Fleets & Fuels Newsletter
New NAT GAS Act – ‘It’s Got a Pay-For’
A new bipartisan version of the NAT GAS Act in the U.S. Senate lacks the 50¢ per gallon excise tax credit cherished by the natural gas vehicles industry – it in fact imposes new levies on CNG and LNG. But the money would reimburse the government for other incentives, making the measure revenue-neutral and giving it a better chance of enactment, says NGVAmerica.
“It’s got a pay-for,” association president Rich Kolodziej explains. “What they’re doing is advancing the industry some money and then getting paid back for achieving what is good public policy.”

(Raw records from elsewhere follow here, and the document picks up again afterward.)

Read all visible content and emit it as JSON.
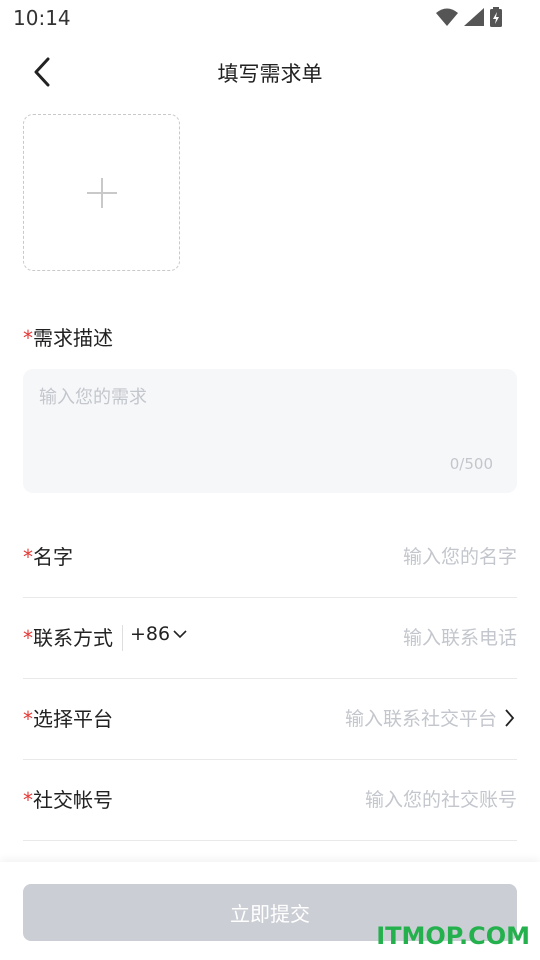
{
  "status_bar": {
    "time": "10:14"
  },
  "nav": {
    "title": "填写需求单"
  },
  "form": {
    "required_mark": "*",
    "description": {
      "label": "需求描述",
      "placeholder": "输入您的需求",
      "counter": "0/500"
    },
    "name": {
      "label": "名字",
      "placeholder": "输入您的名字"
    },
    "contact": {
      "label": "联系方式",
      "country_code": "+86",
      "placeholder": "输入联系电话"
    },
    "platform": {
      "label": "选择平台",
      "placeholder": "输入联系社交平台"
    },
    "account": {
      "label": "社交帐号",
      "placeholder": "输入您的社交账号"
    }
  },
  "submit": {
    "label": "立即提交"
  },
  "watermark": {
    "text": "ITMOP.COM"
  },
  "colors": {
    "required": "#e53935",
    "placeholder": "#c3c6cc",
    "button_disabled": "#cbced4",
    "watermark": "#24b14d"
  }
}
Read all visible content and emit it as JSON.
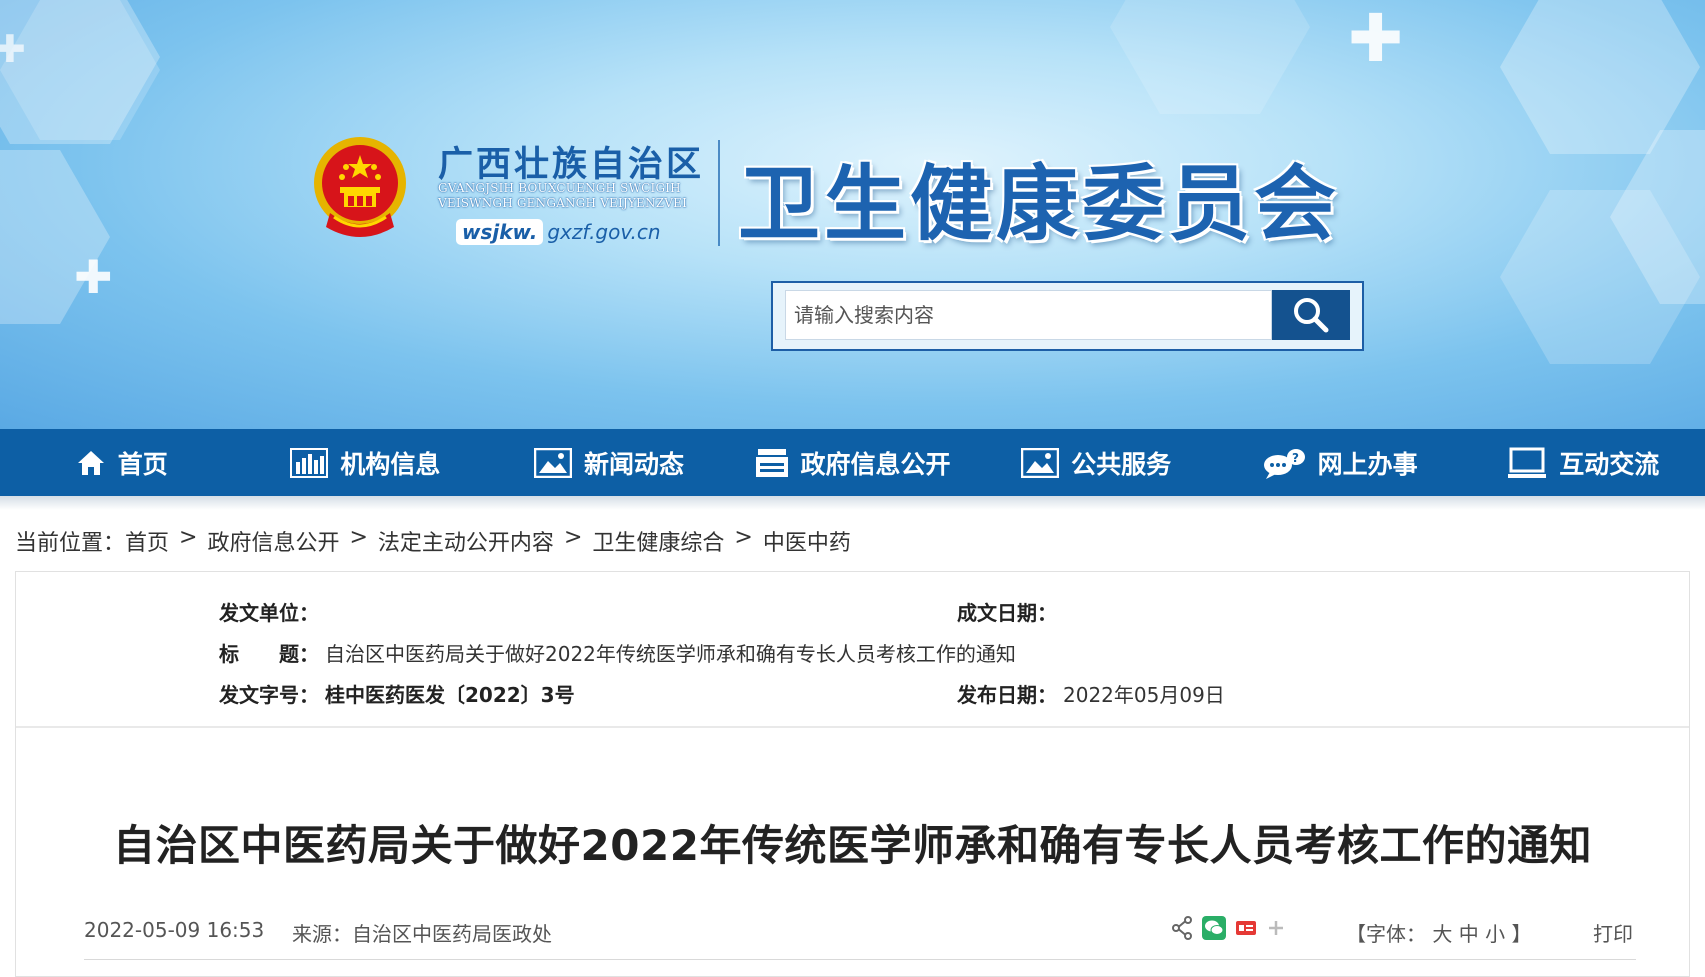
{
  "header": {
    "org_cn": "广西壮族自治区",
    "org_zhuang_line1": "GVANGJSIH BOUXCUENGH SWCIGIH",
    "org_zhuang_line2": "VEISWNGH GENGANGH VEIJYENZVEI",
    "domain_part1": "wsjkw.",
    "domain_part2": "gxzf.gov.cn",
    "commission": "卫生健康委员会",
    "search_placeholder": "请输入搜索内容"
  },
  "nav": [
    {
      "label": "首页",
      "icon": "home-icon"
    },
    {
      "label": "机构信息",
      "icon": "bar-chart-icon"
    },
    {
      "label": "新闻动态",
      "icon": "image-icon"
    },
    {
      "label": "政府信息公开",
      "icon": "document-stack-icon"
    },
    {
      "label": "公共服务",
      "icon": "picture-icon"
    },
    {
      "label": "网上办事",
      "icon": "chat-bubble-icon"
    },
    {
      "label": "互动交流",
      "icon": "monitor-icon"
    }
  ],
  "breadcrumb": {
    "prefix": "当前位置：",
    "items": [
      "首页",
      "政府信息公开",
      "法定主动公开内容",
      "卫生健康综合",
      "中医中药"
    ],
    "separator": ">"
  },
  "meta": {
    "issuer_label": "发文单位：",
    "issuer_value": "",
    "date_written_label": "成文日期：",
    "date_written_value": "",
    "title_label": "标　　题：",
    "title_value": "自治区中医药局关于做好2022年传统医学师承和确有专长人员考核工作的通知",
    "doc_no_label": "发文字号：",
    "doc_no_value": "桂中医药医发〔2022〕3号",
    "publish_label": "发布日期：",
    "publish_value": "2022年05月09日"
  },
  "article": {
    "title": "自治区中医药局关于做好2022年传统医学师承和确有专长人员考核工作的通知",
    "datetime": "2022-05-09 16:53",
    "source": "来源：自治区中医药局医政处",
    "font_prefix": "【字体：",
    "font_large": "大",
    "font_medium": "中",
    "font_small": "小",
    "font_suffix": "】",
    "print": "打印"
  },
  "colors": {
    "nav_bg": "#0d5fa5",
    "brand_blue": "#1d63b0",
    "search_button": "#14528f"
  }
}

“That’s huge,” Kolodziej told F&F just prior to the Thanksgiving break.
Under the new S. 1863, NGVs users would pay back the federal Treasury for the cost of vehicle and infrastructure incentives via a surcharge on the fuel for their vehicles.
The surcharge would ramp up by steps over a 10-year period, from zero in the first two years to 12.5¢ per gallon in the last two years. It would then expire – leaving NGVAmerica says, an industry where economies of scale have served to make NGVs cost-competitive.
NGVAmerica terms it “a bold approach” with “a much better chance of getting Congressional approval.”